Domaine de Rouville DGC
- Interactive map of Domaine de Rouville DGC

Club information
- 45°30′31″N 73°08′44″W﻿ / ﻿45.508672°N 73.145544°W
- Coordinates: 45°30′31″N 73°08′44″W﻿ / ﻿45.508672°N 73.145544°W
- Location: Saint-Jean-Baptiste, Quebec, Canada
- Total holes: 18

= Domaine de Rouville Disc Golf Course =

Disc golf course in Quebec, Canada

Domaine de Rouville DGC is a private 18-hole (formerly 12-hole) disc golf course located at the Domaine de Rouville golf course, in Saint-Jean-Baptiste, Quebec.
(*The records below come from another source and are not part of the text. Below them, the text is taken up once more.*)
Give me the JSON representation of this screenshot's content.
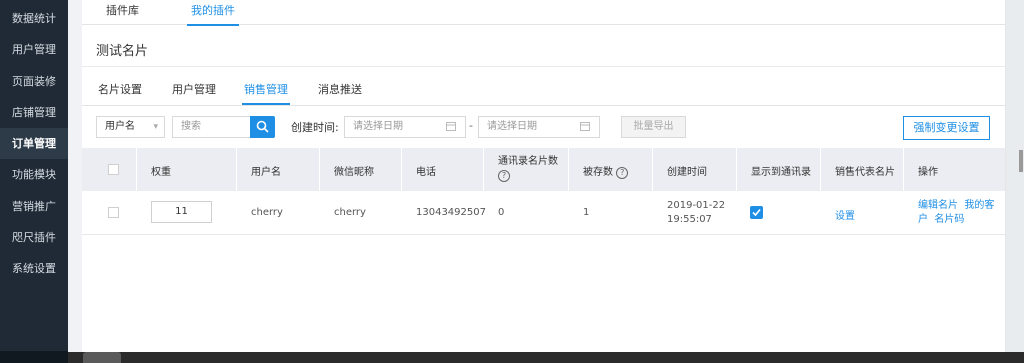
{
  "sidebar": {
    "items": [
      {
        "label": "数据统计"
      },
      {
        "label": "用户管理"
      },
      {
        "label": "页面装修"
      },
      {
        "label": "店铺管理"
      },
      {
        "label": "订单管理"
      },
      {
        "label": "功能模块"
      },
      {
        "label": "营销推广"
      },
      {
        "label": "咫尺插件"
      },
      {
        "label": "系统设置"
      }
    ]
  },
  "top_tabs": [
    {
      "label": "插件库"
    },
    {
      "label": "我的插件"
    }
  ],
  "page": {
    "title": "测试名片"
  },
  "sub_tabs": [
    {
      "label": "名片设置"
    },
    {
      "label": "用户管理"
    },
    {
      "label": "销售管理"
    },
    {
      "label": "消息推送"
    }
  ],
  "filters": {
    "select_value": "用户名",
    "search_placeholder": "搜索",
    "created_label": "创建时间:",
    "date_start_placeholder": "请选择日期",
    "date_end_placeholder": "请选择日期",
    "dash": "-",
    "export_label": "批量导出",
    "force_label": "强制变更设置"
  },
  "table": {
    "headers": {
      "weight": "权重",
      "username": "用户名",
      "wechat": "微信昵称",
      "phone": "电话",
      "address_count_line1": "通讯录名片数",
      "saved": "被存数",
      "created": "创建时间",
      "show_in_addr": "显示到通讯录",
      "sales_card": "销售代表名片",
      "ops": "操作"
    },
    "rows": [
      {
        "weight": "11",
        "username": "cherry",
        "wechat": "cherry",
        "phone": "13043492507",
        "address_count": "0",
        "saved": "1",
        "created_date": "2019-01-22",
        "created_time": "19:55:07",
        "show_in_addr": true,
        "sales_card": "设置",
        "op_edit": "编辑名片",
        "op_customers_a": "我的客",
        "op_customers_b": "户",
        "op_qrcode": "名片码"
      }
    ]
  }
}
Designed in 2013 by Mark Doucette, Gabriel Rondeau, and Paul Belyea on the grounds of an unused 9-hole golf club, it is widely regarded as one of the top disc golf courses in Quebec.

== Tournaments ==
The course has hosted several PDGA-sanctioned events, including the 2019 Championnat Oasis and the 2018 Championnat Provincial de Disc Golf du Québec (CPDGQ), part of the 2018 Tournée Pro-Am Disc Golf series. A longer 18-hole layout, sometimes known as CPDGQ course, is set up temporarily on the grounds of the Domaine de Rouville for the Championnat Provincial de Disc Golf du Québec.